The centralized court system for the Garden State had 750 networks and about 50,000 devices before the pandemic, reports Government Technology.

Sajed Naseem, CISO for New Jersey Courts, says the court system has tackled cybersecurity threats from multiple angles. The system has focused on enhancing the visibility of devices on its networks and increasing cybersecurity training and awareness for users.

“There were additional threat reports that were speaking to Microsoft-related domains, clearly, because of the cloud [services] that were implemented. You had lots of Microsoft activities going on,” Naseem tells CyberScoop. There were increases in ransomware attempts and social engineering campaigns, he says.

“A lot of our time has been spent trying to provide the necessary training, especially related to phishing and social engineering, to our staff,” Naseem says.

Gaining Network Visibility Helps Boost Security

Gaining visibility into network activity is critical for any IT security team, Naseem notes. “As a security person, you cannot protect something you cannot see,” he says.

“Knowing where all your devices are is step No. 1, and this is, believe it or not, the major thing that organizations do struggle with,” he adds. The New Jersey Courts system had made progress on this front, Naseem says, and then was able to identify what kind of traffic was coming into the network and when.

This can be implemented through network access control technologies, Naseem notes.
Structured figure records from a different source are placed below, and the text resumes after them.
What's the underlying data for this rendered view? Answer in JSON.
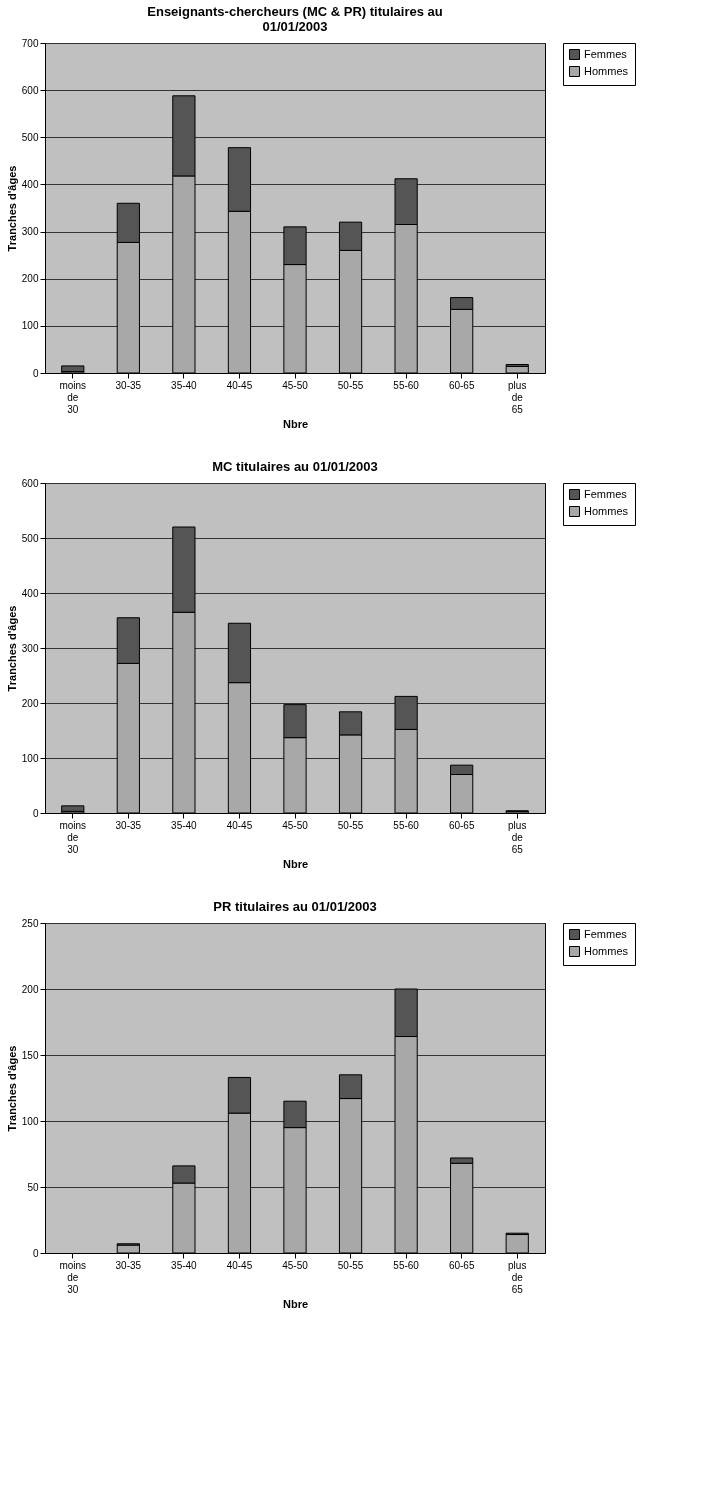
{
  "chart_data": [
    {
      "type": "bar",
      "title": [
        "Enseignants-chercheurs (MC & PR) titulaires au",
        "01/01/2003"
      ],
      "xlabel": "Nbre",
      "ylabel": "Tranches d'âges",
      "stacked": true,
      "legend": "right",
      "grid": "y",
      "categories": [
        "moins de 30",
        "30-35",
        "35-40",
        "40-45",
        "45-50",
        "50-55",
        "55-60",
        "60-65",
        "plus de 65"
      ],
      "ylim": [
        0,
        700
      ],
      "yticks": [
        0,
        100,
        200,
        300,
        400,
        500,
        600,
        700
      ],
      "series": [
        {
          "name": "Hommes",
          "color": "#a8a8a8",
          "values": [
            3,
            277,
            418,
            343,
            230,
            260,
            315,
            135,
            14
          ]
        },
        {
          "name": "Femmes",
          "color": "#555555",
          "values": [
            12,
            83,
            170,
            135,
            80,
            60,
            97,
            25,
            4
          ]
        }
      ]
    },
    {
      "type": "bar",
      "title": "MC titulaires au 01/01/2003",
      "xlabel": "Nbre",
      "ylabel": "Tranches d'âges",
      "stacked": true,
      "legend": "right",
      "grid": "y",
      "categories": [
        "moins de 30",
        "30-35",
        "35-40",
        "40-45",
        "45-50",
        "50-55",
        "55-60",
        "60-65",
        "plus de 65"
      ],
      "ylim": [
        0,
        600
      ],
      "yticks": [
        0,
        100,
        200,
        300,
        400,
        500,
        600
      ],
      "series": [
        {
          "name": "Hommes",
          "color": "#a8a8a8",
          "values": [
            3,
            272,
            365,
            237,
            137,
            142,
            152,
            70,
            3
          ]
        },
        {
          "name": "Femmes",
          "color": "#555555",
          "values": [
            10,
            83,
            155,
            108,
            60,
            42,
            60,
            17,
            1
          ]
        }
      ]
    },
    {
      "type": "bar",
      "title": "PR titulaires au 01/01/2003",
      "xlabel": "Nbre",
      "ylabel": "Tranches d'âges",
      "stacked": true,
      "legend": "right",
      "grid": "y",
      "categories": [
        "moins de 30",
        "30-35",
        "35-40",
        "40-45",
        "45-50",
        "50-55",
        "55-60",
        "60-65",
        "plus de 65"
      ],
      "ylim": [
        0,
        250
      ],
      "yticks": [
        0,
        50,
        100,
        150,
        200,
        250
      ],
      "series": [
        {
          "name": "Hommes",
          "color": "#a8a8a8",
          "values": [
            0,
            6,
            53,
            106,
            95,
            117,
            164,
            68,
            14
          ]
        },
        {
          "name": "Femmes",
          "color": "#555555",
          "values": [
            0,
            1,
            13,
            27,
            20,
            18,
            36,
            4,
            1
          ]
        }
      ]
    }
  ]
}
The next step the court system took was to classify different devices into buckets and make consistent policies for how each kind of device is allowed to interact with the network.
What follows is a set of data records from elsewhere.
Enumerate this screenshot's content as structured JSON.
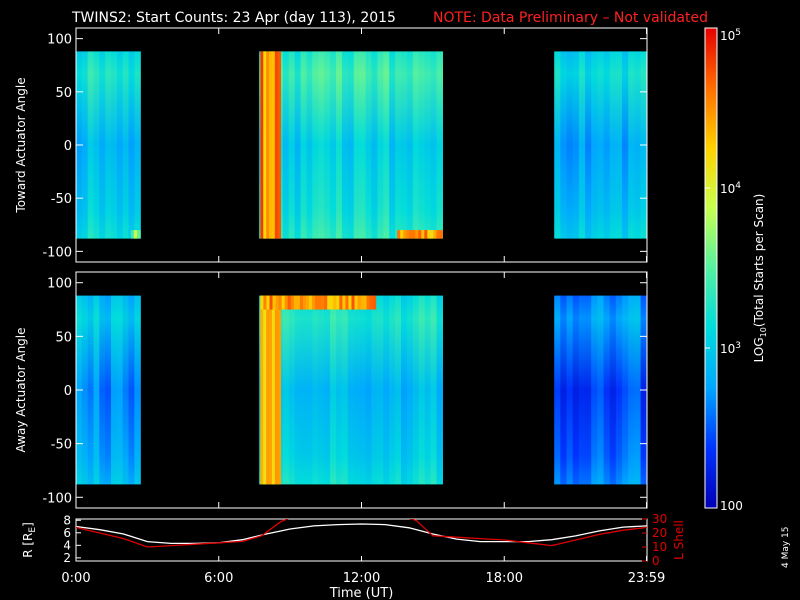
{
  "header": {
    "title": "TWINS2: Start Counts: 23 Apr (day 113), 2015",
    "note": "NOTE: Data Preliminary – Not validated"
  },
  "colorbar": {
    "label": "LOG10(Total Starts per Scan)",
    "label_base": "LOG",
    "label_sub": "10",
    "label_rest": "(Total Starts per Scan)",
    "ticks": [
      {
        "value": 100,
        "label": "100"
      },
      {
        "value": 1000,
        "label": "10^3"
      },
      {
        "value": 10000,
        "label": "10^4"
      },
      {
        "value": 100000,
        "label": "10^5"
      }
    ],
    "range": [
      100,
      100000
    ],
    "scale": "log",
    "colors": [
      "#0000b4",
      "#0033ff",
      "#00a6ff",
      "#00dcdc",
      "#55f0a0",
      "#c8ff50",
      "#ffd200",
      "#ff6e00",
      "#e60000"
    ]
  },
  "footer": {
    "date_stamp": "4 May 15"
  },
  "chart_data": [
    {
      "type": "heatmap",
      "name": "toward",
      "ylabel": "Toward Actuator Angle",
      "xlim": [
        0,
        24
      ],
      "ylim": [
        -110,
        110
      ],
      "yticks": [
        -100,
        -50,
        0,
        50,
        100
      ],
      "data_y_range": [
        -88,
        88
      ],
      "segments": [
        {
          "t_start": 0.0,
          "t_end": 2.7,
          "base_log": 3.0
        },
        {
          "t_start": 7.7,
          "t_end": 15.4,
          "base_log": 3.1
        },
        {
          "t_start": 20.1,
          "t_end": 23.99,
          "base_log": 2.85
        }
      ],
      "features": [
        {
          "t_start": 7.75,
          "t_end": 8.6,
          "log_value": 4.8,
          "angle_range": [
            -88,
            88
          ]
        },
        {
          "t_start": 13.5,
          "t_end": 15.4,
          "log_value": 4.7,
          "angle_range": [
            -88,
            -80
          ]
        },
        {
          "t_start": 2.3,
          "t_end": 2.7,
          "log_value": 3.9,
          "angle_range": [
            -88,
            -80
          ]
        }
      ]
    },
    {
      "type": "heatmap",
      "name": "away",
      "ylabel": "Away Actuator Angle",
      "xlim": [
        0,
        24
      ],
      "ylim": [
        -110,
        110
      ],
      "yticks": [
        -100,
        -50,
        0,
        50,
        100
      ],
      "data_y_range": [
        -88,
        88
      ],
      "segments": [
        {
          "t_start": 0.0,
          "t_end": 2.7,
          "base_log": 2.7
        },
        {
          "t_start": 7.7,
          "t_end": 15.4,
          "base_log": 2.95
        },
        {
          "t_start": 20.1,
          "t_end": 23.99,
          "base_log": 2.5
        }
      ],
      "features": [
        {
          "t_start": 7.75,
          "t_end": 8.6,
          "log_value": 4.7,
          "angle_range": [
            -88,
            88
          ]
        },
        {
          "t_start": 7.75,
          "t_end": 12.6,
          "log_value": 4.8,
          "angle_range": [
            75,
            88
          ]
        }
      ]
    },
    {
      "type": "line",
      "name": "ephemeris",
      "ylabel_left": "R [RE]",
      "ylabel_left_base": "R [R",
      "ylabel_left_sub": "E",
      "ylabel_left_end": "]",
      "ylabel_right": "L Shell",
      "xlabel": "Time (UT)",
      "xlim": [
        0,
        24
      ],
      "ylim_left": [
        1.5,
        8.2
      ],
      "ylim_right": [
        0,
        30
      ],
      "yticks_left": [
        2,
        4,
        6,
        8
      ],
      "yticks_right": [
        0,
        10,
        20,
        30
      ],
      "xticks": [
        {
          "value": 0,
          "label": "0:00"
        },
        {
          "value": 6,
          "label": "6:00"
        },
        {
          "value": 12,
          "label": "12:00"
        },
        {
          "value": 18,
          "label": "18:00"
        },
        {
          "value": 23.98,
          "label": "23:59"
        }
      ],
      "series": [
        {
          "name": "R",
          "color": "#ffffff",
          "axis": "left",
          "x": [
            0,
            1,
            2,
            3,
            4,
            5,
            6,
            7,
            8,
            9,
            10,
            11,
            12,
            13,
            14,
            15,
            16,
            17,
            18,
            19,
            20,
            21,
            22,
            23,
            24
          ],
          "y": [
            7.0,
            6.5,
            5.8,
            4.6,
            4.3,
            4.3,
            4.4,
            4.9,
            5.8,
            6.6,
            7.1,
            7.3,
            7.4,
            7.3,
            6.8,
            5.8,
            5.0,
            4.6,
            4.6,
            4.6,
            4.9,
            5.5,
            6.3,
            6.9,
            7.1
          ]
        },
        {
          "name": "L Shell",
          "color": "#e00000",
          "axis": "right",
          "x": [
            0,
            1,
            2,
            3,
            4,
            5,
            6,
            7,
            7.8,
            8.6,
            9.0,
            9.1,
            13.8,
            13.9,
            14.3,
            15.0,
            16,
            17,
            18,
            19,
            20,
            21,
            22,
            23,
            24
          ],
          "y": [
            24,
            20,
            16,
            10,
            11,
            12,
            13,
            14,
            18,
            28,
            31,
            null,
            null,
            31,
            29,
            18,
            17,
            16,
            15,
            13,
            11,
            15,
            19,
            22,
            24
          ]
        }
      ]
    }
  ]
}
Naseem tells Government Technology that what keeps him up at night relates back to what he calls an “engineering problem.”

“To me, everything is about defining things in a big-picture format, then acting on it with an engineering mindset and then training the operational teams to be able to deal with it,” he says.
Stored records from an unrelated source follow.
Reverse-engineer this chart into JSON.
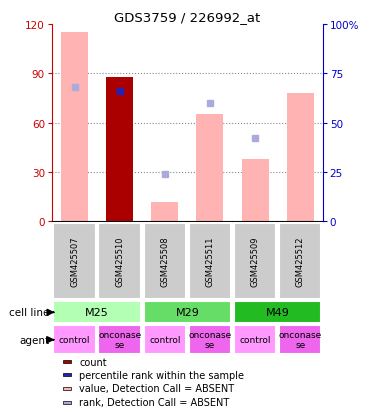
{
  "title": "GDS3759 / 226992_at",
  "samples": [
    "GSM425507",
    "GSM425510",
    "GSM425508",
    "GSM425511",
    "GSM425509",
    "GSM425512"
  ],
  "count_values": [
    null,
    88,
    null,
    null,
    null,
    null
  ],
  "rank_values": [
    null,
    66,
    null,
    null,
    null,
    null
  ],
  "absent_value_bars": [
    115,
    null,
    12,
    65,
    38,
    78
  ],
  "absent_rank_squares": [
    68,
    null,
    24,
    60,
    42,
    null
  ],
  "cell_lines": [
    {
      "label": "M25",
      "cols": [
        0,
        1
      ],
      "color": "#b3ffb3"
    },
    {
      "label": "M29",
      "cols": [
        2,
        3
      ],
      "color": "#66dd66"
    },
    {
      "label": "M49",
      "cols": [
        4,
        5
      ],
      "color": "#22bb22"
    }
  ],
  "agents": [
    "control",
    "onconase\nse",
    "control",
    "onconase\nse",
    "control",
    "onconase\nse"
  ],
  "agent_colors": [
    "#ff99ff",
    "#ee66ee",
    "#ff99ff",
    "#ee66ee",
    "#ff99ff",
    "#ee66ee"
  ],
  "ylim_left": [
    0,
    120
  ],
  "ylim_right": [
    0,
    100
  ],
  "yticks_left": [
    0,
    30,
    60,
    90,
    120
  ],
  "yticks_right": [
    0,
    25,
    50,
    75,
    100
  ],
  "ytick_labels_right": [
    "0",
    "25",
    "50",
    "75",
    "100%"
  ],
  "colors": {
    "count_bar": "#aa0000",
    "rank_square": "#2222bb",
    "absent_value_bar": "#ffb3b3",
    "absent_rank_square": "#aaaadd",
    "grid": "#888888",
    "axis_label_left": "#cc0000",
    "axis_label_right": "#0000cc",
    "sample_bg": "#cccccc"
  },
  "legend": [
    {
      "label": "count",
      "color": "#aa0000"
    },
    {
      "label": "percentile rank within the sample",
      "color": "#2222bb"
    },
    {
      "label": "value, Detection Call = ABSENT",
      "color": "#ffb3b3"
    },
    {
      "label": "rank, Detection Call = ABSENT",
      "color": "#aaaadd"
    }
  ]
}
A key priority for Naseem is to “make sure that those actions by the operational teams are directly in line with the way that we’ve engineered the systems. Did the overnight operational teams know how to act on a particular engineering rule that we’ve created? We’ve seen so far that they know how to do that, but it’s an ongoing situation.”

MORE FROM STATETECH: Find out how court systems are using videoconferencing to enhance efficiency.

Security Awareness Training Is Critical

In addition to gaining greater visibility into the court system’s network, Naseem has been working to enhance users’ security training, including IT staff.

“So without knowing where all your devices are you can’t protect it, right?” Naseem tells CyberScoop. “Without having the proper staff to look at the policies to look for any gaps, to be resilient and persistent in following different threats, is key.”

Naseem says his staff has cybersecurity awareness, but also has what he terms cybersecurity readiness and performance.

“To me, awareness is knowing something, and readiness and performance is having the right amount of knowledge and the right amount of training to be able to act on a problem,” he tells Government Technology. “We actually measured cybersecurity readiness and performance of our staff for many years beforehand. This is unique. We weren’t talking about it, but we wanted to know the knowledge, behavior and attitude of our employees. We measured that mathematically.”

“One of the steps we’ve been taking is looking at the high-profile users — someone who doesn’t have the right amount of knowledge about phishing — and asking, can we monitor them differently?” Naseem says. “Can we act on them differently?